Mein Leben hier hat sich drastisch veraendert. In einer Weise, wie nur ein spanischsprachiges Land es veraendern konnte. Bislang war mein Leben quasi spitznamenlos (mal abgesehen von einigen grausamen muetterlichen Verniedlichungsformen aus meiner fruehen Kindheit...) Hier haben sich inzwischen drei Spitznamen angehaeuft, die auch alle benutzt werden. Silvia, die Sekretaerin begruesst mich jeden Tag mit einen – wirklich netten – „La Carmencita.“ Mit Betonung auf dem i (La Carmenciiiita), Daniela aus meinem Projekt hat dazu „Carmela“ addiert, wie Carmela aus dem gleichnamigen Stueck von Don Salvador María Granés. Ich werde das Stueck noch lesen, nur so viel: Es ist eine Parodie auf die Oper Carmen und Carmela kommt wohl nicht so gut weg. Sie scheint sich staendig zu verlaufen und auch ansonsten nicht gerade der heissbluetigen Carmen aus der Oper zu entsprechen. Wie ich zu dieser Ehre komme, kann ich hoechstens erahnen.

Gestern erfuhr ich nun von dem dritten und bislang wohl nicht ofiziellen Namen: „La muñeca brava.“ Uebersetzt soviel wie „die mutige Puppe“. Im Deutschen wohl eher tapferes Pueppchen, aber ich moechte Wert darauf legen, dass sie Puppe wenigstens nicht mehr verniedlicht haben! Immerhin kann brava auch „wild“ heissen... Aber Puppe!?!

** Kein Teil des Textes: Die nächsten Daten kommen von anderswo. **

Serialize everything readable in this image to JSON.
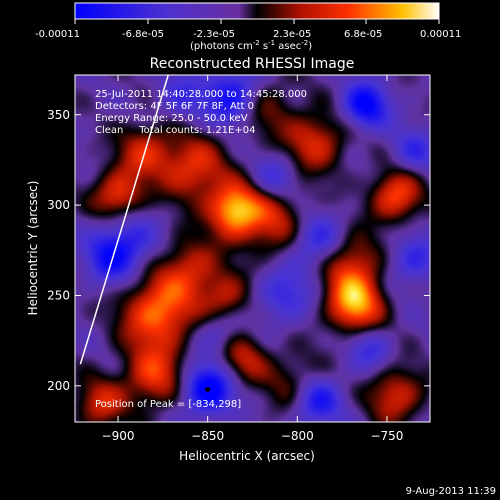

Das Pueppchen war gestern jedenfalls auf einem Konzert. Es haben vier Gruppen fuenf Stunden lang gespielt. Toll. Chilenische Revolutionslieder. Die ersten beiden, juengeren und noch ziemlich unbekannten Gruppen, haben Musik mehr in Richtung Rock/Ska gespielt. Dann kamen Sol y Lluvia, die mehr Ska in Richtung andiner Musik gemacht haben, was aber auch richtig toll war. Den Abschluss bildeten Inti Illimani, die uns eine musikalische Geschichtsstunde verpasst haben. Mit Musik, die unter Pinochet wohl verboten war, unter Anderem mit Liedern von Victor Jara. (Ich werde in der Woche was ueber ihn schreiben, also macht euch nicht die Muehe auf Wikipedia zu suchen.) Am Ende hat das Publikum mit musikalischer Untermalung der Band skandiert: „El pueblo unido jamàs serà vencido!“ mit erhobener linker Faust. Uebersetzen kann man das wohl mit: Das vereinte Volk wird nie besiegt werden.

Angekommen in der Postmoderne, hab ich daraufhin begonnen mir folgende Fragen zu stellen: 1. Wenn das GANZE Volk vereint ist, wer sollte dann auch noch da sein, um es besiegen zu wollen? 2. Wenn das vereinte Volk nicht alle einschliesst, was passiert dann mit den Leuten, die das Volk nicht besiegen konnten aber auch kein Teil davon sind. Sollte man dann nicht vielleicht noch einen Satz ueber Minderheitenschutz einfuegen? Sowas wie: Das vereinte Volk kann nicht besiegt werden, wir erklaeren uns aber verantwortlich, unsererseits niemanden zu unterdruecken und differierende Meinungen zu akzeptieren, solange sie sich im Rahmen eines gewissen Grundkonsenses befinden, den wir zu schliessen gewillt sind. Zugegeben, etwas schwer zu skandieren.

Heute Abend werde ich das naechste Konzert besuchen. Das wird wohl weniger kaempferisch, aber hoffentlich auch spannend, wieder andigene Musik, diesmal eher Richtung Jazz.